On 11/17/2013 12:00 PM, ron minnich wrote:
That's you. And in fact it's most of the Linux community. It's why it's so hard to make progress in this area, because the Linux community does *not* consider openness down to the hardware level as a priority, when measured against their other wants.
Exactly. It seems to me the linux community is tired of having linux be idealized for running efficiently on second-grade hardware. Of course I think the community is tired of linux being viewed mostly as a retirement home for desktops. The way I imagine the community sees it, as long as chromebooks are not shiny toys with V12 engines, good or bad as they may be, will be viewed as second-grade.
Which, I have to say, sets all my "Irony-detection" devices to 11 out of 10. :-)
I hope your hypocrisy gauge is still within range.
In many other cases, coreboot *is* a key usability feature (hence the many chromebooks being sold) and in those cases, it is a very high priority, if not the highest priority.
And, yes, you and I are both broken records where vendors are concerned. But vendors don't set priorities by anything but how many million units get sold. They don't care what we think :-)

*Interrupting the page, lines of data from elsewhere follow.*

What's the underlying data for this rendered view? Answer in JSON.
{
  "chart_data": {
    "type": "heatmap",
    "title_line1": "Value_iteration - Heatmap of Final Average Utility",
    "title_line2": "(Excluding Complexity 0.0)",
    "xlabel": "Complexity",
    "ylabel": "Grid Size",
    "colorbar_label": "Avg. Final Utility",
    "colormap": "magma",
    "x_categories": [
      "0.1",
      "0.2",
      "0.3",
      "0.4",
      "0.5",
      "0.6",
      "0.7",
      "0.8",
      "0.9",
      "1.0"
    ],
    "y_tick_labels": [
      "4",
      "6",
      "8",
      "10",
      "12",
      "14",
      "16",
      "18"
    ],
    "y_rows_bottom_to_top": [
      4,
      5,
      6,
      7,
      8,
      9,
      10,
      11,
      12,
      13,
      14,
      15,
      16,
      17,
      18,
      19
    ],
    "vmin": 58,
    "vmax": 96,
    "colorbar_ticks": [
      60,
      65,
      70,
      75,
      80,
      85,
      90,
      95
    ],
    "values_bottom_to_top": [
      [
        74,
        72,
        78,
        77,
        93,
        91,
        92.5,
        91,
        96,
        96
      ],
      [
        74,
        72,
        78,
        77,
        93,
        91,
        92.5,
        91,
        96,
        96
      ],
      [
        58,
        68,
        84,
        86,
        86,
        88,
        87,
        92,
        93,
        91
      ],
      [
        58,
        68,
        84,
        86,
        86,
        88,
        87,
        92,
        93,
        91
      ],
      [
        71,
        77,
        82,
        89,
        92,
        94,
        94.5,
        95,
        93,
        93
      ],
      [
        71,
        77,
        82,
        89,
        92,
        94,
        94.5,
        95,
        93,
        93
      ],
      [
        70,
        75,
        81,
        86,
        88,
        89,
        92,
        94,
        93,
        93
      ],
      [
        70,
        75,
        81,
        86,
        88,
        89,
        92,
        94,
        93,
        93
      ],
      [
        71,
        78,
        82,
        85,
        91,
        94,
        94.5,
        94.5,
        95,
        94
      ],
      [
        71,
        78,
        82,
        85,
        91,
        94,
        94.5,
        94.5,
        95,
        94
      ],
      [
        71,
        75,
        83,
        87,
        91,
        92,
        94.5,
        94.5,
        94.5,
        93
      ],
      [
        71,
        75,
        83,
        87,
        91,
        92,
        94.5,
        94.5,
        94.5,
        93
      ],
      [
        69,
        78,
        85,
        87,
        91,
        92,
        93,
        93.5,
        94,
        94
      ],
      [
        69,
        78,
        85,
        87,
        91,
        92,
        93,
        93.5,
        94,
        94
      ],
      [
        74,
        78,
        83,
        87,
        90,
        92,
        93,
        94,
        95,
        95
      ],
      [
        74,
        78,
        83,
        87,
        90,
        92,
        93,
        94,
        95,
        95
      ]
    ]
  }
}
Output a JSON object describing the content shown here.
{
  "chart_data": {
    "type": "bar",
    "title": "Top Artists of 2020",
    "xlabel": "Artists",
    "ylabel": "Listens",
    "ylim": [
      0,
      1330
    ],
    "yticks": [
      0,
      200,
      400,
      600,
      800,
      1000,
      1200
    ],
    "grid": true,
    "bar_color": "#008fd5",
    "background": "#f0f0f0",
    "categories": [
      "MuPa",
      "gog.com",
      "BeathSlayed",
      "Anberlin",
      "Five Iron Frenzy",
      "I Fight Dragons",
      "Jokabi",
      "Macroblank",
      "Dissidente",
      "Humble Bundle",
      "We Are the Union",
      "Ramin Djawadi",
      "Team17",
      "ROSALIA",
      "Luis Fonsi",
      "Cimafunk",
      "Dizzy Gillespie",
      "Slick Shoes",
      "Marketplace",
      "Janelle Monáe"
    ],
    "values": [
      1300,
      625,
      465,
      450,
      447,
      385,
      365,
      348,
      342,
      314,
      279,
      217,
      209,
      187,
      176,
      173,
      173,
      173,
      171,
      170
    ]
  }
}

[Broken record warning] What if, somehow, the community gathered a few brains, talked to a vendor, and convinced them to put coreboot on a yet-to-be-released product? It would almost seem like the community would do most of the work for free. What sort of responses have we received in the past with this approach? System 76, ThinkPenguin, Pudget, etc... have we tried any of them? They have sleek systems, and at least the first two value openness more than the average.